CHaracter representation negotiation

Gavin Nicol (gtn@ebt.com)
Mon, 5 Dec 94 21:29:47 EST

As Roy pointed out, if one wants to, one can negotiate for different
characer encodings for HTML with something like the following from a
client:

Accept: text/html; charset=unicode_1_1_utf_7

However, very soon, we will be getting SGML aware browsers (and also
browsers for other document formats). Now we could have a charset=
on each of these different MIME types, but I think we need to get a
single HTTP field allocated for this. In addition, the following are
probably also needed.

1) Either UTF-7 or UTF-8, or both, strongly recommended by both the
HTML and HTTP specs as the way to transmit multilingual documents.
2) A definition of "escape codes" to be used to indicate language and
other such parameters to aid in display purposes.
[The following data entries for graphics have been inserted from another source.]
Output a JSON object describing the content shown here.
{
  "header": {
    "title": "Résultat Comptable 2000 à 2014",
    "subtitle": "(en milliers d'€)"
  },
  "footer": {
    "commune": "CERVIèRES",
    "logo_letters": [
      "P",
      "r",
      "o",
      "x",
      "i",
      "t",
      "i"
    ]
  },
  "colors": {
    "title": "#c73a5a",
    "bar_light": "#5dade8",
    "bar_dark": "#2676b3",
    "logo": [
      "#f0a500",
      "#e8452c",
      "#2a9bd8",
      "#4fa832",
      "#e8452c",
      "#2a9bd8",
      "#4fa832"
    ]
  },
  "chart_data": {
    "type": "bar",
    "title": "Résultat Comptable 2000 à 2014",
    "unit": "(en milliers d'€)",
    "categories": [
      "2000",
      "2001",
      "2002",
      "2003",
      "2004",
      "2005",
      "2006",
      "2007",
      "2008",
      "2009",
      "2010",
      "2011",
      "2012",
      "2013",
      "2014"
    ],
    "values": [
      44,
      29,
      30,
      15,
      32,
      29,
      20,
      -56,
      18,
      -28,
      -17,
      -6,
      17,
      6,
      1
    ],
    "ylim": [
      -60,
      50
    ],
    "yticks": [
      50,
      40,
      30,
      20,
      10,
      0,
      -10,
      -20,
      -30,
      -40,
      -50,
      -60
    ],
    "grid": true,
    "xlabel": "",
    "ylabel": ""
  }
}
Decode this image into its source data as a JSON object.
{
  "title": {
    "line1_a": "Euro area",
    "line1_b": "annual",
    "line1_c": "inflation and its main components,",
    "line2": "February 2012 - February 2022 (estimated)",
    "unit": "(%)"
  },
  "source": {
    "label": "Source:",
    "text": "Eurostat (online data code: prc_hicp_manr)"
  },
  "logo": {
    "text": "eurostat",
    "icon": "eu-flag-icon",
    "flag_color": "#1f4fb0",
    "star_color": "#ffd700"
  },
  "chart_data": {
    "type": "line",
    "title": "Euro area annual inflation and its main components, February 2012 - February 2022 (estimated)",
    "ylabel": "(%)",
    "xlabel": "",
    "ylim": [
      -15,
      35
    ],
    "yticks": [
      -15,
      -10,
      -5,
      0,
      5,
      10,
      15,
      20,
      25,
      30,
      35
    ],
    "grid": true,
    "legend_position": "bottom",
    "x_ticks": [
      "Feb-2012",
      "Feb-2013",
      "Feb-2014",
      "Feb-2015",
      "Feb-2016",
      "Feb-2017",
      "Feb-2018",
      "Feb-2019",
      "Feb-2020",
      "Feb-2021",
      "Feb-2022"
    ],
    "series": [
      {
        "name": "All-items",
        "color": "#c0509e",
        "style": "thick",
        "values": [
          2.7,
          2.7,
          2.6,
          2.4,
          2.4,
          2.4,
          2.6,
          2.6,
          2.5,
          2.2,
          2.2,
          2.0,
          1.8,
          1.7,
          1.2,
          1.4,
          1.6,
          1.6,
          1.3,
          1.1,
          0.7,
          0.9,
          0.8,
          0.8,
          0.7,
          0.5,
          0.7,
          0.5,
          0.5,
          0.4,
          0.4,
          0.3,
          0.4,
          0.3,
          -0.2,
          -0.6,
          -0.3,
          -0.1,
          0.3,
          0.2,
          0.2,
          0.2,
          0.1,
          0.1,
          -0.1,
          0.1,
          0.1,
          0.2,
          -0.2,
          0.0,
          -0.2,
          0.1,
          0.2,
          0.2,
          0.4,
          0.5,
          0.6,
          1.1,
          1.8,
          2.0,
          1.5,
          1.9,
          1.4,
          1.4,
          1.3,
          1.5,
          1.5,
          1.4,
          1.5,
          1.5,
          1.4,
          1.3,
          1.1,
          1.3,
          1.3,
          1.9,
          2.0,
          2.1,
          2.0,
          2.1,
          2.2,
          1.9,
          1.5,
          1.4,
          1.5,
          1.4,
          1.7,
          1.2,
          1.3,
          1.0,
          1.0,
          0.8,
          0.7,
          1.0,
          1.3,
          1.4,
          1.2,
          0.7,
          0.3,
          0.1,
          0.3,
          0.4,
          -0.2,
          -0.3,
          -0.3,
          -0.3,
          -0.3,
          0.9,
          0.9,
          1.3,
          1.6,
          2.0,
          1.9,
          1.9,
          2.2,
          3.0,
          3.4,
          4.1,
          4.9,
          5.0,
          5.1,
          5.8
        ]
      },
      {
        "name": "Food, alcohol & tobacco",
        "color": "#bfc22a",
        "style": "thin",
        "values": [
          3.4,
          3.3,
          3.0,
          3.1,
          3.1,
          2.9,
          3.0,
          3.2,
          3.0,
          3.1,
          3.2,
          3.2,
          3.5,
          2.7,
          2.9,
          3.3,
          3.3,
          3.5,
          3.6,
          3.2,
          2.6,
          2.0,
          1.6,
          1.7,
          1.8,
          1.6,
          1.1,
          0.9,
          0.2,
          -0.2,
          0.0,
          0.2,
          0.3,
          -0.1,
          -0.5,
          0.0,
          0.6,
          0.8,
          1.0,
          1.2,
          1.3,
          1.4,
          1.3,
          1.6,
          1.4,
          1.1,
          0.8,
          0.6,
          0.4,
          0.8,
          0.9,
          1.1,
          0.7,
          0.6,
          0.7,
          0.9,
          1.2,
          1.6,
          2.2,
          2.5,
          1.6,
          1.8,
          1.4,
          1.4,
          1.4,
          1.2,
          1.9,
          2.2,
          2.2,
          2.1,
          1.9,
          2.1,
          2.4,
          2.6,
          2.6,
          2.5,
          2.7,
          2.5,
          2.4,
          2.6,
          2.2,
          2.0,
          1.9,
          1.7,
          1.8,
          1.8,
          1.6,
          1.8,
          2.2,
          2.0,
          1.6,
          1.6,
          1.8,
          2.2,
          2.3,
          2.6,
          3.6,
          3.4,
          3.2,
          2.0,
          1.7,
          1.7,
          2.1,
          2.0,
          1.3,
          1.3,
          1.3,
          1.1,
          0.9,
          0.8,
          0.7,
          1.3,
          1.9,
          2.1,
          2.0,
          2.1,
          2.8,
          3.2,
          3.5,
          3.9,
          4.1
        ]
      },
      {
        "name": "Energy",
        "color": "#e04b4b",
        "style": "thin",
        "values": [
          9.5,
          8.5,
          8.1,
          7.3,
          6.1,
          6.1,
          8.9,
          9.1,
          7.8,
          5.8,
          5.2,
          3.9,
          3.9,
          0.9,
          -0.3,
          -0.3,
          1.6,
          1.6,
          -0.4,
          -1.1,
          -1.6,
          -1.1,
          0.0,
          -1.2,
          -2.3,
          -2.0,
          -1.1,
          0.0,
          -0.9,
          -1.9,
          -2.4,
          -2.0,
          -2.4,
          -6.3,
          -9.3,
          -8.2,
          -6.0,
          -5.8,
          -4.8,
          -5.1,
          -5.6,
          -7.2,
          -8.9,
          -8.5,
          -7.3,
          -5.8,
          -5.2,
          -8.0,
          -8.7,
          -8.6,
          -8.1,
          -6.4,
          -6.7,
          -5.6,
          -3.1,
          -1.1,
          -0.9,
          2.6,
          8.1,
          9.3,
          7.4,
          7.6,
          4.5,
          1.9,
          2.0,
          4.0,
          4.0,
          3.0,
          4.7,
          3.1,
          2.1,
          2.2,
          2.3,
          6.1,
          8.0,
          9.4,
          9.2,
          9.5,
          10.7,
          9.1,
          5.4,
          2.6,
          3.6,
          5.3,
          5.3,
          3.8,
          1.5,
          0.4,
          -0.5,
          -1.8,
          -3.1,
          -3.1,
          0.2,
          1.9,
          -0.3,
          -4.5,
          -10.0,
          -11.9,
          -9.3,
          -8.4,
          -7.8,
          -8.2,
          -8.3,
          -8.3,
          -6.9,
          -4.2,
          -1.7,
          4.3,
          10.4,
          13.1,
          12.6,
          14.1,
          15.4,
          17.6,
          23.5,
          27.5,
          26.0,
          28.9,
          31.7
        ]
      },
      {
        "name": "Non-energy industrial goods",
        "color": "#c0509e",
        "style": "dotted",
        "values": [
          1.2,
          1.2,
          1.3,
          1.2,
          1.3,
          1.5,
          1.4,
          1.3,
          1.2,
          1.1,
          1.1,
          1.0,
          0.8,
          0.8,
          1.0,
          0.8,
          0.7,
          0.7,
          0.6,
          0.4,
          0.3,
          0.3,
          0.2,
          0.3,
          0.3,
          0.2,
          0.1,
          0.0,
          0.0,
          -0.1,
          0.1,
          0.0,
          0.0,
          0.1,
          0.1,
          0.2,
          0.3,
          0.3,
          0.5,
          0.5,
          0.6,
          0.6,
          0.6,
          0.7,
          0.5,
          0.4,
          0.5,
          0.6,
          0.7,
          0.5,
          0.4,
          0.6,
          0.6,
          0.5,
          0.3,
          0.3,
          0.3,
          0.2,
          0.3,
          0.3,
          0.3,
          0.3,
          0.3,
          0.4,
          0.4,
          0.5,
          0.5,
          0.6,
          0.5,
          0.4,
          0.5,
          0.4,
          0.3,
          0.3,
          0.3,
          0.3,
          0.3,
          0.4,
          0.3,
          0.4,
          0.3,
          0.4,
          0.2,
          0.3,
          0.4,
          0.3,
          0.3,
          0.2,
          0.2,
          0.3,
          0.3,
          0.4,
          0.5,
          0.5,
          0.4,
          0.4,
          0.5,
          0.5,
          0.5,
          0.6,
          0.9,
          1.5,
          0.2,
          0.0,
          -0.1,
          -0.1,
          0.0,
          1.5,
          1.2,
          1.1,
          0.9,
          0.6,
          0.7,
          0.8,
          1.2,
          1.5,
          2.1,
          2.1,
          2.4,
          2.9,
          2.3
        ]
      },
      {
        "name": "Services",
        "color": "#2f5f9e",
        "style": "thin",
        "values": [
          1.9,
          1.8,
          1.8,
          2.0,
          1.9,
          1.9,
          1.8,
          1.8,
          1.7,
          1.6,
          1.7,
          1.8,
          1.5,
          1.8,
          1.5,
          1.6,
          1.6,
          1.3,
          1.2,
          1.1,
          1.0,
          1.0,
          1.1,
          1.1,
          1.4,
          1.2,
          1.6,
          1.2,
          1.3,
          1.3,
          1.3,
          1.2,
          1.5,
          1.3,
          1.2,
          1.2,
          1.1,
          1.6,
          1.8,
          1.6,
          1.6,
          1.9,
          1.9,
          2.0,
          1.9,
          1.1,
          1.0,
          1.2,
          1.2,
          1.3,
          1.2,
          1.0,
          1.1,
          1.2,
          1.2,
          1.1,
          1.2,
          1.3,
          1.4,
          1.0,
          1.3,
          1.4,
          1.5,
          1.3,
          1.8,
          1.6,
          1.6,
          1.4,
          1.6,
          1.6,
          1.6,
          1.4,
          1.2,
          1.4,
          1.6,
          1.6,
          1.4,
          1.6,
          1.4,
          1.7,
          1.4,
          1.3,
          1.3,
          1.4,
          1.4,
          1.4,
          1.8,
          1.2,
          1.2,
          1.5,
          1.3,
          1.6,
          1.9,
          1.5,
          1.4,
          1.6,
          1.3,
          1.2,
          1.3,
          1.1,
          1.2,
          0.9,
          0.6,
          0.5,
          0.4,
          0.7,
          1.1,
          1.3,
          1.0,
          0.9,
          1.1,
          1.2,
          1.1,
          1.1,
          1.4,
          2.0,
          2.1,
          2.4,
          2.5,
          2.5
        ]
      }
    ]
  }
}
As I have said
elsewhere, such tagging would probably happen automatically, and so
not be visible to the end users.

I think we should look upon thse as "enabling technology". They will
not be immediately used (or at least not widely), but eventually, as
Unicode systems (browsers in particular) become available, they will
be increasingly important.

On top of this foundation, we can then build 2 libraries of great
utility:

1) A library for converting between various characer ancodings, and
the tagged UTF.
2) A library for handling font display using Unicode. This is not
exceptionally difficult.

With these, multilingual browser become, while not trivial, at least
not much more difficult than roman only ones.